Foi até o terceiro dormitório, onde preparou uma das duas camas, deixando-a pronta para receber novo inesperado hóspede e seguiu para a cozinha, no intuito de preparar mesmo o jantar.
Dez minutos depois, o menino, novamente de óculos, estava sentado no sofá da sala, assistindo com a menina ao mesmo filme de dinossauros em imagens tridimensionais.
— Você vai ficar morando com a gente? — Perguntou-lhe Maysa.
— Vou ficar até a sua mãe ajudar a achar meus pais.
— Ele é bonitinho, mas você não pode paquerá-lo, tá filha — ironizou a mulher que acabava de chegar.
— Eu não! Acha?!
— Não acha que ele seja bonito? — Riu Luciana.

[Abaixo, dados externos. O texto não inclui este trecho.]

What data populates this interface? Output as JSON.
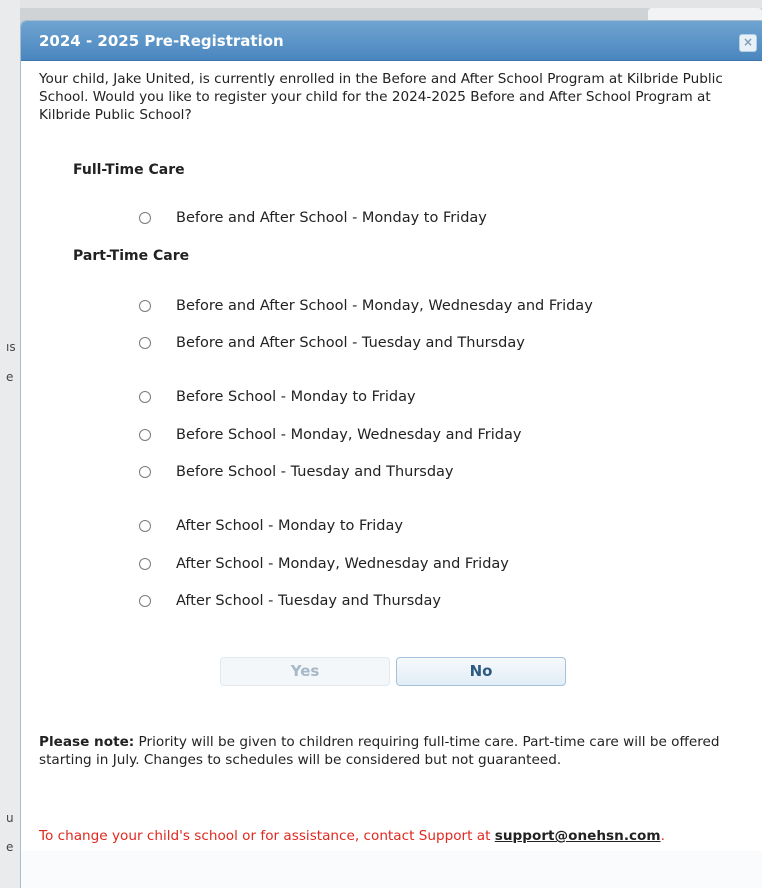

— É! — Deu de ombros a menina. — Até que é! Mas não vou namorar ele!
— Também não quero namorar ela! — Protestou o menino.
— Não acha minha filha linda?
— Ela é muito linda! — Finalmente esboçou leve sorriso o pequeno, forçando os óculos para a testa. — Até parece princesa!
— Ooooh! — Entusiasmou-se Luciana. — Viu só, filha! Que galanteio! Meu marido nunca fala isso pra mim!
— Obrigado! — Riu Maysa balançando os longos cabelos macios. — Mas somos pequenos pra namorar.
— Vocês nem podem se enamorarem, certo? Depois eu explico o porquê.
— Já sei por que, mãe! Ele é mais novo do que eu.
Poucos minutos depois, Luciana fizera os dois pausarem tal filme da televisão e se dirigiram os três para a copa, onde passaram a jantar.
— Só mora vocês dois nessa casa gigante?
— Não! — Negou Maysa. — Mora eu, minha mãe, meu irmão Arthur e meu pai.
— Cadê eles?
— Arthur foi pra escola, meu pai tá sumido desde cedo — dirigiu-se para a mãe. — Ainda não tem notícias do pai, mãe?
— Acho que sei o que está acontecendo — tentou explicar Luciana. — Depois eu explico.
— Quantos anos tem… Arthur? — Perguntou curioso o menino.
— Dezessete! E eu tenho outro irmão! George! Ele tem vinte e dois. Só que não mora mais conosco!